Badgers look to overtake Ross-Ade Stadium

Purdue will challenge Wisconsin on both sides of the ball

In the marquee matchup of the week in the Big Ten, No. 10 Wisconsin (6-0 overall, 3-0 Big Ten) hits the road for the second straight week, this time to take on the fifth-ranked Purdue (5-0, 2-0) Saturday at 4:30 p.m.

"This week, we're going to play a Wisconsin team that perhaps has been coach [Barry] Alvarez's best team ever up there," Purdue head coach Joe Tiller said. "I do know one thing: I can't imagine them having had a better defense than the one they're putting on the field this week. This (will) be the ultimate test for our football team."

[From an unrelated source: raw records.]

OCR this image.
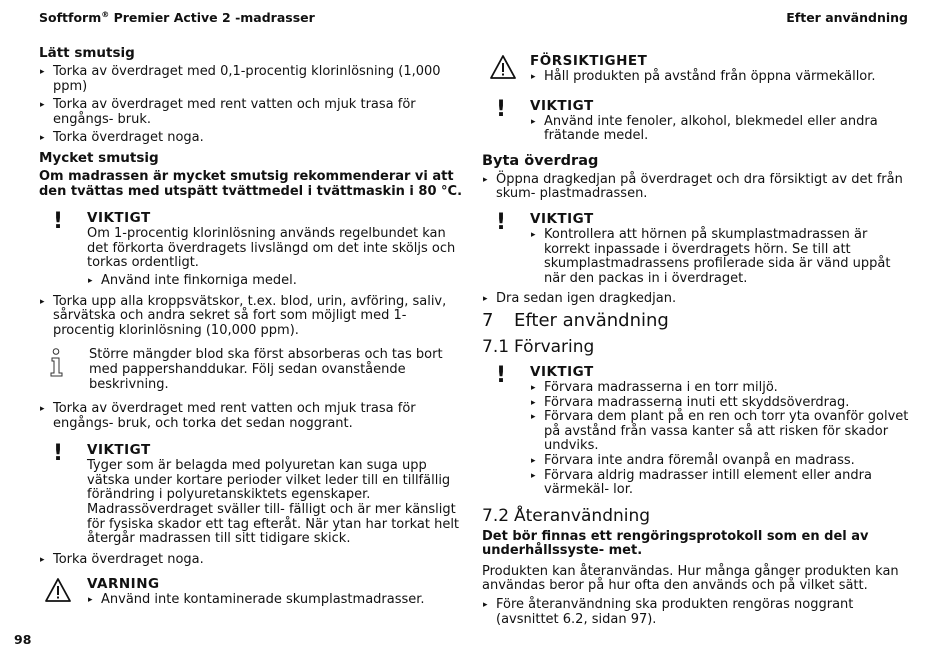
Softform® Premier Active 2 -madrasser	Efter användning
Lätt smutsig
▸ Torka av överdraget med 0,1-procentig klorinlösning (1,000 ppm)
▸ Torka av överdraget med rent vatten och mjuk trasa för engångs- bruk.
▸ Torka överdraget noga.
Mycket smutsig
Om madrassen är mycket smutsig rekommenderar vi att den tvättas med utspätt tvättmedel i tvättmaskin i 80 °C.
!	VIKTIGT
Om 1-procentig klorinlösning används regelbundet kan det förkorta överdragets livslängd om det inte sköljs och torkas ordentligt.
▸ Använd inte finkorniga medel.
▸ Torka upp alla kroppsvätskor, t.ex. blod, urin, avföring, saliv, sårvätska och andra sekret så fort som möjligt med 1-procentig klorinlösning (10,000 ppm).
Större mängder blod ska först absorberas och tas bort med pappershanddukar. Följ sedan ovanstående beskrivning.
▸ Torka av överdraget med rent vatten och mjuk trasa för engångs- bruk, och torka det sedan noggrant.
!	VIKTIGT
Tyger som är belagda med polyuretan kan suga upp vätska under kortare perioder vilket leder till en tillfällig förändring i polyuretanskiktets egenskaper. Madrassöverdraget sväller till- fälligt och är mer känsligt för fysiska skador ett tag efteråt. När ytan har torkat helt återgår madrassen till sitt tidigare skick.
▸ Torka överdraget noga.
VARNING
▸ Använd inte kontaminerade skumplastmadrasser.
FÖRSIKTIGHET
▸ Håll produkten på avstånd från öppna värmekällor.
!	VIKTIGT
▸ Använd inte fenoler, alkohol, blekmedel eller andra frätande medel.
Byta överdrag
▸ Öppna dragkedjan på överdraget och dra försiktigt av det från skum- plastmadrassen.
!	VIKTIGT
▸ Kontrollera att hörnen på skumplastmadrassen är korrekt inpassade i överdragets hörn. Se till att skumplastmadrassens profilerade sida är vänd uppåt när den packas in i överdraget.
▸ Dra sedan igen dragkedjan.
7 Efter användning
7.1 Förvaring
!	VIKTIGT
▸ Förvara madrasserna i en torr miljö.
▸ Förvara madrasserna inuti ett skyddsöverdrag.
▸ Förvara dem plant på en ren och torr yta ovanför golvet på avstånd från vassa kanter så att risken för skador undviks.
▸ Förvara inte andra föremål ovanpå en madrass.
▸ Förvara aldrig madrasser intill element eller andra värmekäl- lor.
7.2 Återanvändning
Det bör finnas ett rengöringsprotokoll som en del av underhållssyste- met.
Produkten kan återanvändas. Hur många gånger produkten kan användas beror på hur ofta den används och på vilket sätt.
▸ Före återanvändning ska produkten rengöras noggrant (avsnittet 6.2, sidan 97).
98
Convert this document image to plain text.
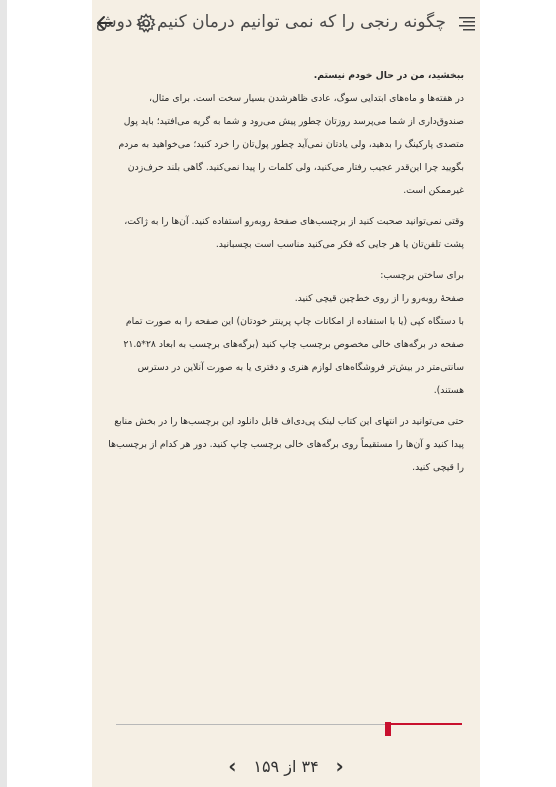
چگونه رنجی را که نمی توانیم درمان کنیم به دوش

ببخشید، من در حال خودم نیستم.

در هفته‌ها و ماه‌های ابتدایی سوگ، عادی ظاهرشدن بسیار سخت است. برای مثال، صندوق‌داری از شما می‌پرسد روزتان چطور پیش می‌رود و شما به گریه می‌افتید؛ باید پول متصدی پارکینگ را بدهید، ولی یادتان نمی‌آید چطور پول‌تان را خرد کنید؛ می‌خواهید به مردم بگویید چرا این‌قدر عجیب رفتار می‌کنید، ولی کلمات را پیدا نمی‌کنید. گاهی بلند حرف‌زدن غیرممکن است.

وقتی نمی‌توانید صحبت کنید از برچسب‌های صفحهٔ روبه‌رو استفاده کنید. آن‌ها را به ژاکت، پشت تلفن‌تان یا هر جایی که فکر می‌کنید مناسب است بچسبانید.

برای ساختن برچسب:

صفحهٔ روبه‌رو را از روی خط‌چین قیچی کنید.

با دستگاه کپی (یا با استفاده از امکانات چاپ پرینتر خودتان) این صفحه را به صورت تمام صفحه در برگه‌های خالی مخصوص برچسب چاپ کنید (برگه‌های برچسب به ابعاد ۲۸*۲۱.۵ سانتی‌متر در بیش‌تر فروشگاه‌های لوازم هنری و دفتری یا به صورت آنلاین در دسترس هستند).

حتی می‌توانید در انتهای این کتاب لینک پی‌دی‌اف قابل دانلود این برچسب‌ها را در بخش منابع پیدا کنید و آن‌ها را مستقیماً روی برگه‌های خالی برچسب چاپ کنید. دور هر کدام از برچسب‌ها را قیچی کنید.

‹	۳۴ از ۱۵۹ ›
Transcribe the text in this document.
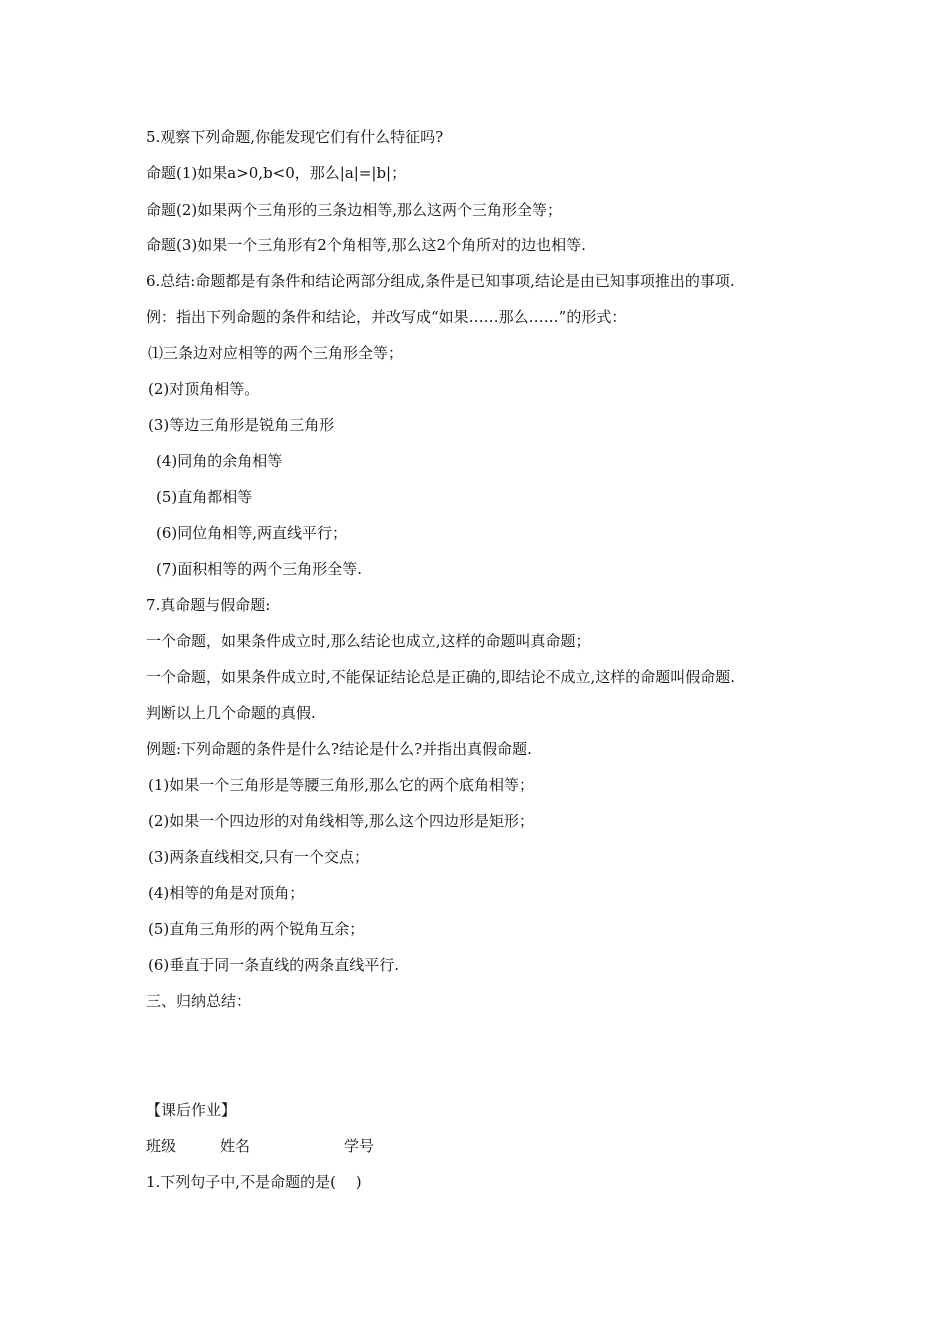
5.观察下列命题,你能发现它们有什么特征吗?
命题(1)如果a>0,b<0，那么|a|=|b|；
命题(2)如果两个三角形的三条边相等,那么这两个三角形全等；
命题(3)如果一个三角形有2个角相等,那么这2个角所对的边也相等.
6.总结:命题都是有条件和结论两部分组成,条件是已知事项,结论是由已知事项推出的事项.
例：指出下列命题的条件和结论，并改写成“如果……那么……”的形式：
⑴三条边对应相等的两个三角形全等；
(2)对顶角相等。
(3)等边三角形是锐角三角形
(4)同角的余角相等
(5)直角都相等
(6)同位角相等,两直线平行；
(7)面积相等的两个三角形全等.
7.真命题与假命题:
一个命题，如果条件成立时,那么结论也成立,这样的命题叫真命题；
一个命题，如果条件成立时,不能保证结论总是正确的,即结论不成立,这样的命题叫假命题.
判断以上几个命题的真假.
例题:下列命题的条件是什么?结论是什么?并指出真假命题.
(1)如果一个三角形是等腰三角形,那么它的两个底角相等；
(2)如果一个四边形的对角线相等,那么这个四边形是矩形；
(3)两条直线相交,只有一个交点；
(4)相等的角是对顶角；
(5)直角三角形的两个锐角互余；
(6)垂直于同一条直线的两条直线平行.
三、归纳总结：
【课后作业】
班级	姓名	学号
1.下列句子中,不是命题的是(　 )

The same can be said from the UW side, as this Purdue squad and specifically its offense is unquestionably the ultimate test for the Badgers to date as well.

"Well, we're only six games into the season and we're playing the No. 5 ranked team in the country that's undefeated," Badger head coach Barry Alvarez said. "I would say that this is the best team we've played thus far, maybe on both sides of the ball. And you got the leading contender for the Heisman Trophy [quarterback Kyle Orton] running their offense, and a very effective offense."

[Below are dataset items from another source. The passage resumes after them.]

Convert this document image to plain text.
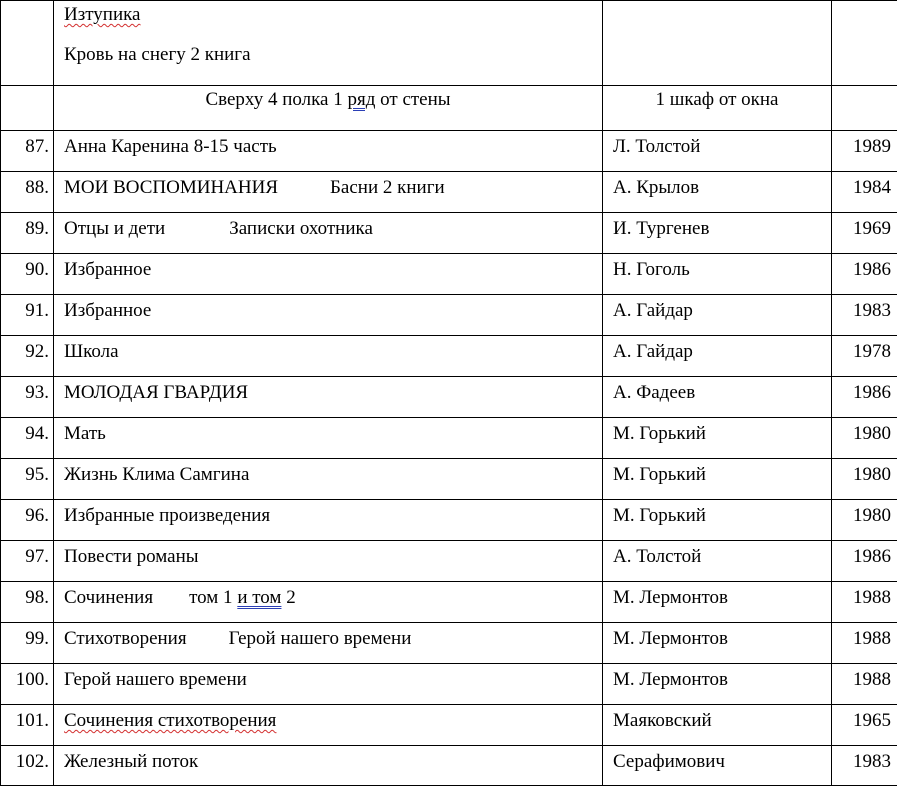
	Изтупика
Кровь на снегу 2 книга		

	Сверху 4 полка 1 ряд от стены	1 шкаф от окна	
87.	Анна Каренина 8-15 часть	Л. Толстой	1989
88.	МОИ ВОСПОМИНАНИЯ Басни 2 книги	А. Крылов	1984
89.	Отцы и дети Записки охотника	И. Тургенев	1969
90.	Избранное	Н. Гоголь	1986
91.	Избранное	А. Гайдар	1983
92.	Школа	А. Гайдар	1978
93.	МОЛОДАЯ ГВАРДИЯ	А. Фадеев	1986
94.	Мать	М. Горький	1980
95.	Жизнь Клима Самгина	М. Горький	1980
96.	Избранные произведения	М. Горький	1980
97.	Повести романы	А. Толстой	1986
98.	Сочинения том 1 и том 2	М. Лермонтов	1988
99.	Стихотворения Герой нашего времени	М. Лермонтов	1988
100.	Герой нашего времени	М. Лермонтов	1988
101.	Сочинения стихотворения	Маяковский	1965
102.	Железный поток	Серафимович	1983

As Tiller and Alvarez mentioned, UW's ‘D' and Purdue's prolific, high-octane offense deserve much of the hype surrounding the game, however not to be overlooked is the battle between the Boilermakers' defense and the Badgers' offense.

Purdue's defense thus far has been overshadowed by its offense, ranked No. 3 in the country. But in five games the Boilermakers have tallied 17 sacks (second most in the Big Ten), blocked a conference-high four kicks and forced four fumbles. In addition, the team is holding opponents to 13.2 points per game and limiting foes to 76 rushing yards per contest.

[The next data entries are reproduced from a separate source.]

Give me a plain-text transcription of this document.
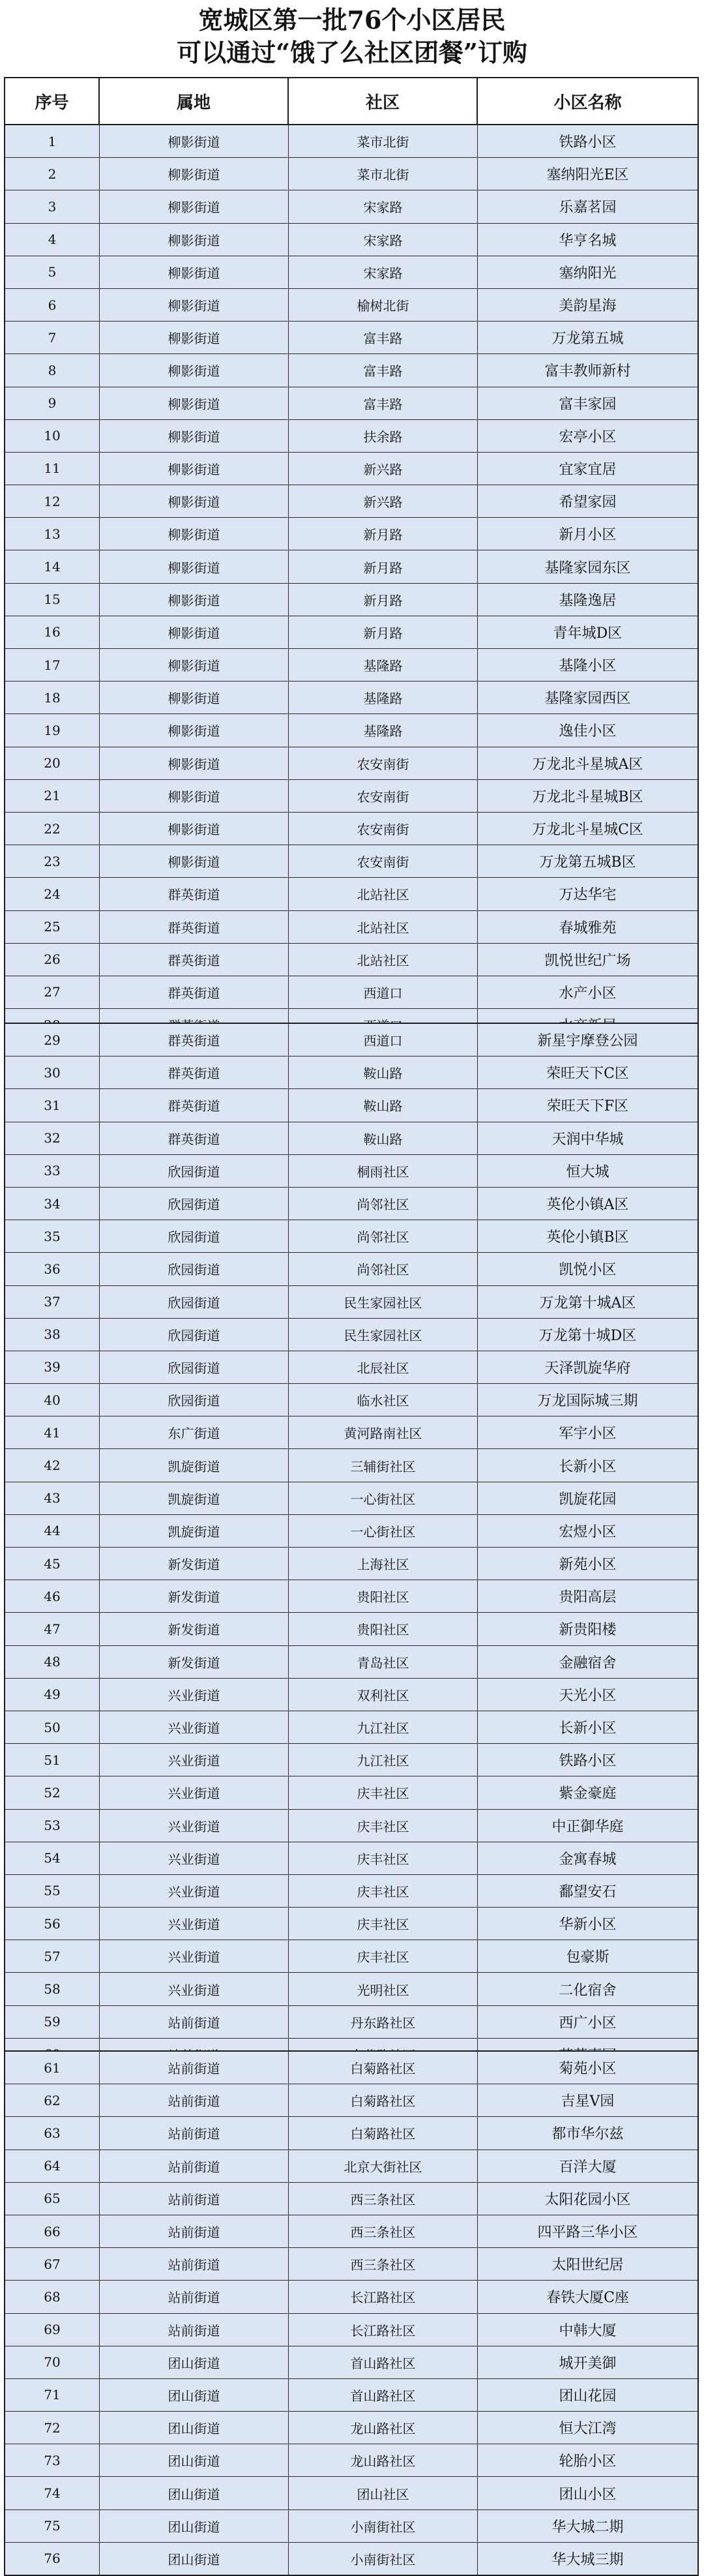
宽城区第一批76个小区居民
可以通过“饿了么社区团餐”订购
序号	属地	社区	小区名称
1	柳影街道	菜市北街	铁路小区
2	柳影街道	菜市北街	塞纳阳光E区
3	柳影街道	宋家路	乐嘉茗园
4	柳影街道	宋家路	华亨名城
5	柳影街道	宋家路	塞纳阳光
6	柳影街道	榆树北街	美韵星海
7	柳影街道	富丰路	万龙第五城
8	柳影街道	富丰路	富丰教师新村
9	柳影街道	富丰路	富丰家园
10	柳影街道	扶余路	宏亭小区
11	柳影街道	新兴路	宜家宜居
12	柳影街道	新兴路	希望家园
13	柳影街道	新月路	新月小区
14	柳影街道	新月路	基隆家园东区
15	柳影街道	新月路	基隆逸居
16	柳影街道	新月路	青年城D区
17	柳影街道	基隆路	基隆小区
18	柳影街道	基隆路	基隆家园西区
19	柳影街道	基隆路	逸佳小区
20	柳影街道	农安南街	万龙北斗星城A区
21	柳影街道	农安南街	万龙北斗星城B区
22	柳影街道	农安南街	万龙北斗星城C区
23	柳影街道	农安南街	万龙第五城B区
24	群英街道	北站社区	万达华宅
25	群英街道	北站社区	春城雅苑
26	群英街道	北站社区	凯悦世纪广场
27	群英街道	西道口	水产小区
29	群英街道	西道口	新星宇摩登公园
30	群英街道	鞍山路	荣旺天下C区
31	群英街道	鞍山路	荣旺天下F区
32	群英街道	鞍山路	天润中华城
33	欣园街道	桐雨社区	恒大城
34	欣园街道	尚邻社区	英伦小镇A区
35	欣园街道	尚邻社区	英伦小镇B区
36	欣园街道	尚邻社区	凯悦小区
37	欣园街道	民生家园社区	万龙第十城A区
38	欣园街道	民生家园社区	万龙第十城D区
39	欣园街道	北辰社区	天泽凯旋华府
40	欣园街道	临水社区	万龙国际城三期
41	东广街道	黄河路南社区	军宇小区
42	凯旋街道	三辅街社区	长新小区
43	凯旋街道	一心街社区	凯旋花园
44	凯旋街道	一心街社区	宏煜小区
45	新发街道	上海社区	新苑小区
46	新发街道	贵阳社区	贵阳高层
47	新发街道	贵阳社区	新贵阳楼
48	新发街道	青岛社区	金融宿舍
49	兴业街道	双利社区	天光小区
50	兴业街道	九江社区	长新小区
51	兴业街道	九江社区	铁路小区
52	兴业街道	庆丰社区	紫金豪庭
53	兴业街道	庆丰社区	中正御华庭
54	兴业街道	庆丰社区	金寓春城
55	兴业街道	庆丰社区	鄱望安石
56	兴业街道	庆丰社区	华新小区
57	兴业街道	庆丰社区	包豪斯
58	兴业街道	光明社区	二化宿舍
59	站前街道	丹东路社区	西广小区
61	站前街道	白菊路社区	菊苑小区
62	站前街道	白菊路社区	吉星V园
63	站前街道	白菊路社区	都市华尔兹
64	站前街道	北京大街社区	百洋大厦
65	站前街道	西三条社区	太阳花园小区
66	站前街道	西三条社区	四平路三华小区
67	站前街道	西三条社区	太阳世纪居
68	站前街道	长江路社区	春铁大厦C座
69	站前街道	长江路社区	中韩大厦
70	团山街道	首山路社区	城开美御
71	团山街道	首山路社区	团山花园
72	团山街道	龙山路社区	恒大江湾
73	团山街道	龙山路社区	轮胎小区
74	团山街道	团山社区	团山小区
75	团山街道	小南街社区	华大城二期
76	团山街道	小南街社区	华大城三期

"They run a lot of safety blitzes, first and second down run blitzes, and we have to be able to handle it," UW offensive coordinator Brian White said.

"They play pretty solid ‘D'," Badger junior wide receiver Brandon Williams added. "They run to the ball fast and they're pretty quick around the field, but it's not necessarily any weaknesses or strengths we're concerned about with their defense, but just what we have to do. We are trying to come out and execute the game plan that the coaches have for us."

That game plan looks to be the same as throughout the season: control time of possession with a heavy dose of the running game. Since returning from an eye injury two weeks ago, senior tailback Anthony Davis has run for 381 yards and scored four touchdowns. For the season he is averaging 5.8 yards per carry. Senior fullback Matt Bernstein has helped the Badgers give Davis a breather and still maintain a solid ground attack.

"I think against Wisconsin, because of their desire to run the football, you need to take the approach that you're not going to shut them down," Tiller said. "You want to try and limit a great talent, like Anthony Davis, to 150 yards. I think if he has a career day against you, then you're in trouble. I don't think we go into the ballgame saying, ‘This is what we must do,' because we've learned in the past that sometimes those issues become irrelevant as the game moves on."

The game could be won or lost at the line of scrimmage. Made up of three seniors, one junior and a sophomore, the Badgers front five on ‘O' is far more experienced than the Purdue defensive line made up of two juniors and two sophomores, including three first-year starters. All told the Boilermakers' defense has only three players who have started more than 10 games in their careers. One of them, cornerback Antwaun Rogers, is not expected to play Saturday due to an injury.

"We've all played in the game for a long time and we were pretty much the same group last year," senior right tackle Morgan Davis said. "It's just experience and being a cohesive group that helps us out a lot. Every game we play together, [our confidence] builds even more. Knowing each other a little bit more and knowing our style a little bit more, it helps us get better. If we can get better each week, the sky is the limit."

Purdue sent seven defensive players to the NFL last spring from a unit that was ranked No. 3 in the Big Ten last season.

"That's probably the biggest surprise with their team," Alvarez said. "And I think anybody would probably tell you that. With as many guys as they lost to the draft a year ago, and as good as their defense was, that this outfit has come in and put up pretty impressive numbers."